The affair that doomed a cyber war: GRU officer Roman Puntus began a long-term relationship with accountant Darya Kulishova, whom he installed as the nominal head of a shell company called Aegaeon-Impulse. He made frequent luxury trips from Moscow to Sochi to visit her. By November 2023, Kulishova had given birth to his son—while Puntus funneled GRU funds through the company to support his second family.

Meanwhile, Colonel Yuri Denisov left a massive digital footprint: over 687 Telegram messages full of racism, anti-LGBT hate, and criticism of military leadership. He reused a single phone number across four cover identities — exposing the unit’s entire hacker network.
The failed invasion
When the invasion began in February 2022, Unit 29155’s cyber efforts fizzled. Rather than disabling Ukraine’s power grid, they managed only cosmetic website defacements. On January 13–14, they falsely claimed to have deleted government databases — which Ukrainian authorities later confirmed remained intact.

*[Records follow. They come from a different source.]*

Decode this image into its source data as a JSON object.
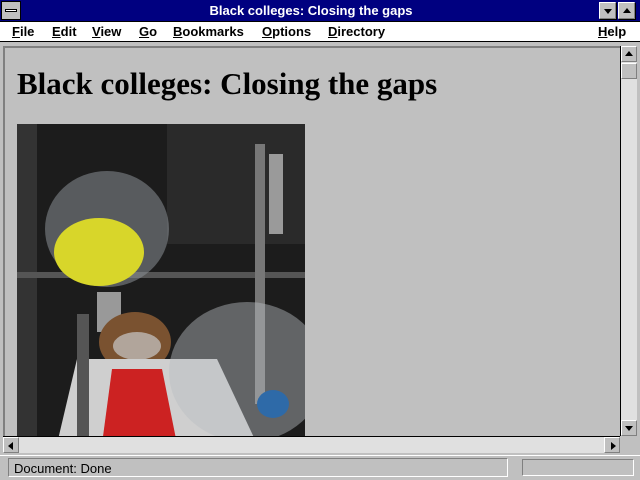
{
  "window": {
    "title": "Black colleges: Closing the gaps"
  },
  "menu": {
    "file": "File",
    "edit": "Edit",
    "view": "View",
    "go": "Go",
    "bookmarks": "Bookmarks",
    "options": "Options",
    "directory": "Directory",
    "help": "Help"
  },
  "page": {
    "heading": "Black colleges: Closing the gaps"
  },
  "status": {
    "text": "Document: Done",
    "progress": 0
  },
  "colors": {
    "titlebar": "#000080",
    "chrome": "#c0c0c0",
    "menubar": "#ffffff"
  },
  "icons": [
    "system-menu-icon",
    "minimize-arrow-icon",
    "maximize-arrow-icon",
    "scroll-up-icon",
    "scroll-down-icon",
    "scroll-left-icon",
    "scroll-right-icon"
  ]
}
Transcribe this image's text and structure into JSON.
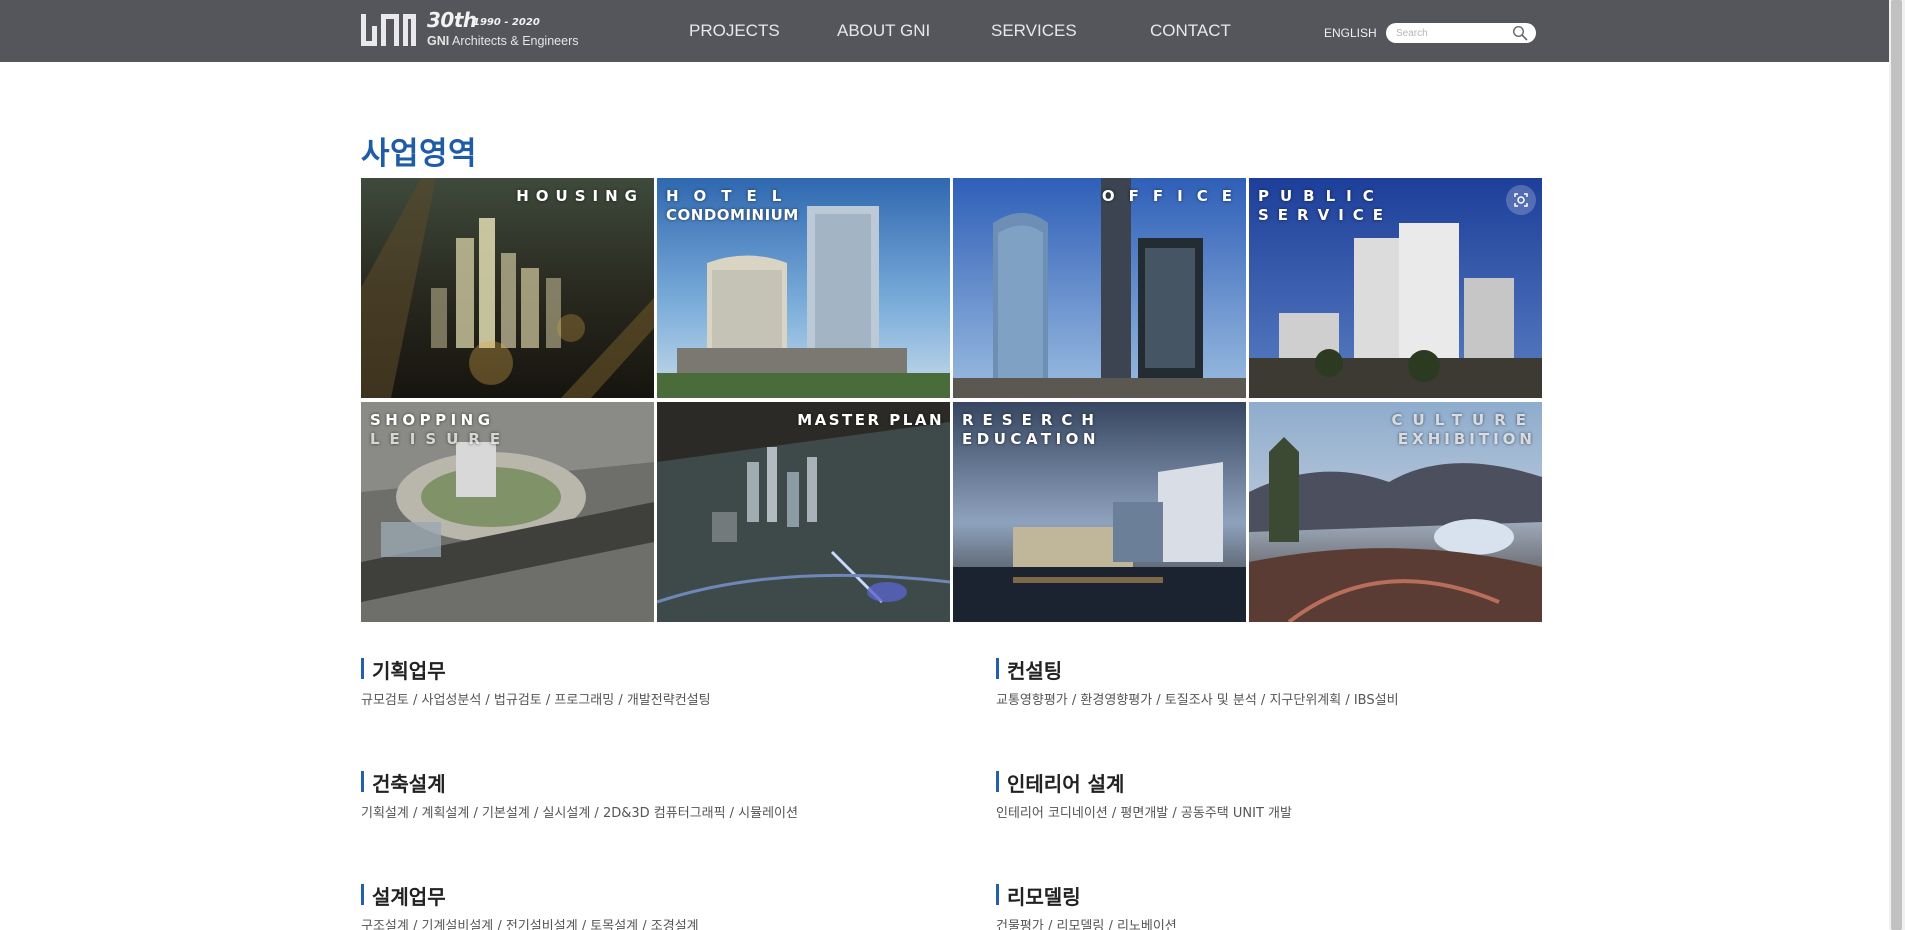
{
  "header": {
    "logo": {
      "anniversary": "30th",
      "years": "1990 - 2020",
      "company_short": "GNI",
      "company_rest": "Architects & Engineers"
    },
    "nav": [
      {
        "label": "PROJECTS"
      },
      {
        "label": "ABOUT GNI"
      },
      {
        "label": "SERVICES"
      },
      {
        "label": "CONTACT"
      }
    ],
    "language": "ENGLISH",
    "search": {
      "placeholder": "Search",
      "value": ""
    }
  },
  "main": {
    "title": "사업영역",
    "tiles": [
      {
        "line1": "HOUSING",
        "line2": ""
      },
      {
        "line1": "HOTEL",
        "line2": "CONDOMINIUM"
      },
      {
        "line1": "OFFICE",
        "line2": ""
      },
      {
        "line1": "PUBLIC",
        "line2": "SERVICE"
      },
      {
        "line1": "SHOPPING",
        "line2": "LEISURE"
      },
      {
        "line1": "MASTER PLAN",
        "line2": ""
      },
      {
        "line1": "RESERCH",
        "line2": "EDUCATION"
      },
      {
        "line1": "CULTURE",
        "line2": "EXHIBITION"
      }
    ],
    "services": [
      {
        "title": "기획업무",
        "desc": "규모검토 / 사업성분석 / 법규검토 / 프로그래밍 / 개발전략컨설팅"
      },
      {
        "title": "컨설팅",
        "desc": "교통영향평가 / 환경영향평가 / 토질조사 및 분석 / 지구단위계획 / IBS설비"
      },
      {
        "title": "건축설계",
        "desc": "기획설계 / 계획설계 / 기본설계 / 실시설계 / 2D&3D 컴퓨터그래픽 / 시뮬레이션"
      },
      {
        "title": "인테리어 설계",
        "desc": "인테리어 코디네이션 / 평면개발 / 공동주택 UNIT 개발"
      },
      {
        "title": "설계업무",
        "desc": "구조설계 / 기계설비설계 / 전기설비설계 / 토목설계 / 조경설계"
      },
      {
        "title": "리모델링",
        "desc": "건물평가 / 리모델링 / 리노베이션"
      }
    ]
  },
  "colors": {
    "header_bg": "#55555c",
    "title_blue": "#1f5ca8",
    "accent_bar": "#2360ac"
  },
  "icons": {
    "search": "magnifier-icon",
    "lens": "visual-search-icon"
  }
}
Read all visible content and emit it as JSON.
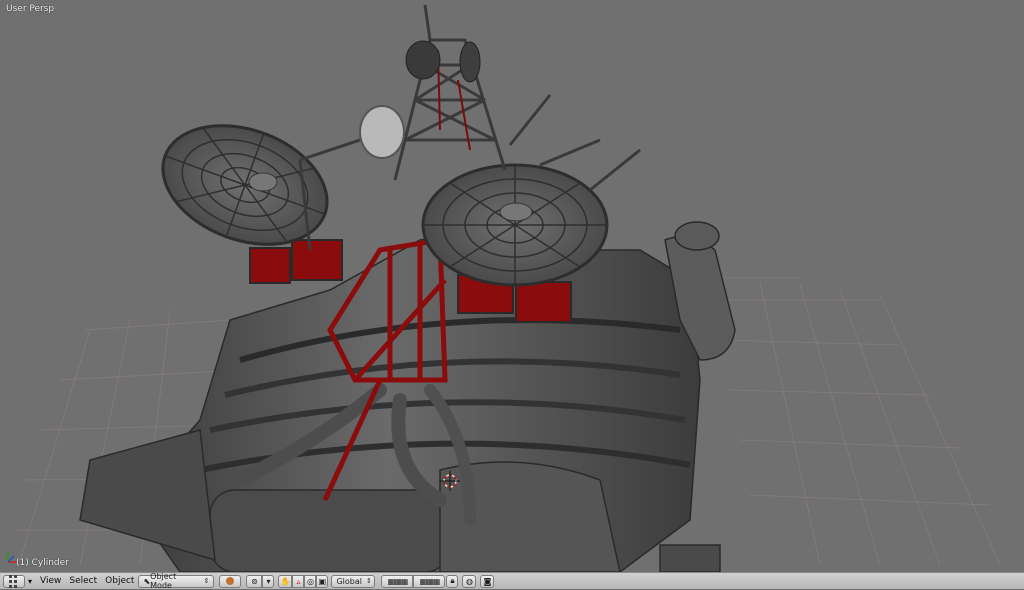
{
  "viewport": {
    "title": "User Persp",
    "object_label": "(1) Cylinder"
  },
  "header": {
    "editor_icon": "view3d-grid-icon",
    "menus": [
      "View",
      "Select",
      "Object"
    ],
    "mode": "Object Mode",
    "orientation": "Global"
  },
  "colors": {
    "viewport_bg": "#707070",
    "header_bg": "#c4c4c4",
    "model_body": "#5a5a5a",
    "model_accent_red": "#8a0c0c",
    "grid_lines": "#8c7a7a"
  }
}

Their main server, Aegaeon, was left unprotected and discovered by hacktivists. Its mythological namesake — a traitorous titan punished for betrayal — proved painfully apt.
A broader shadow war
Though Unit 29155’s cyber operatives failed spectacularly in Ukraine, they haven’t vanished. Intelligence sources say they’ve repurposed their flawed tactics for a broader shadow war across Europe. Using playbooks first developed for Ukraine, GRU agents now recruit saboteurs via Telegram, offering cryptocurrency payments for arson attacks on NATO facilities and critical infrastructure.
The Insider’s investigation exposes how one of Russia’s most feared covert units, built for hybrid warfare, collapsed under the weight of corruption, dysfunction, and internal betrayal. Their mission didn’t fall to enemy fire — it failed from within.
In the end, Russia’s greatest cyber threat wasn’t the West. It was Russia itself.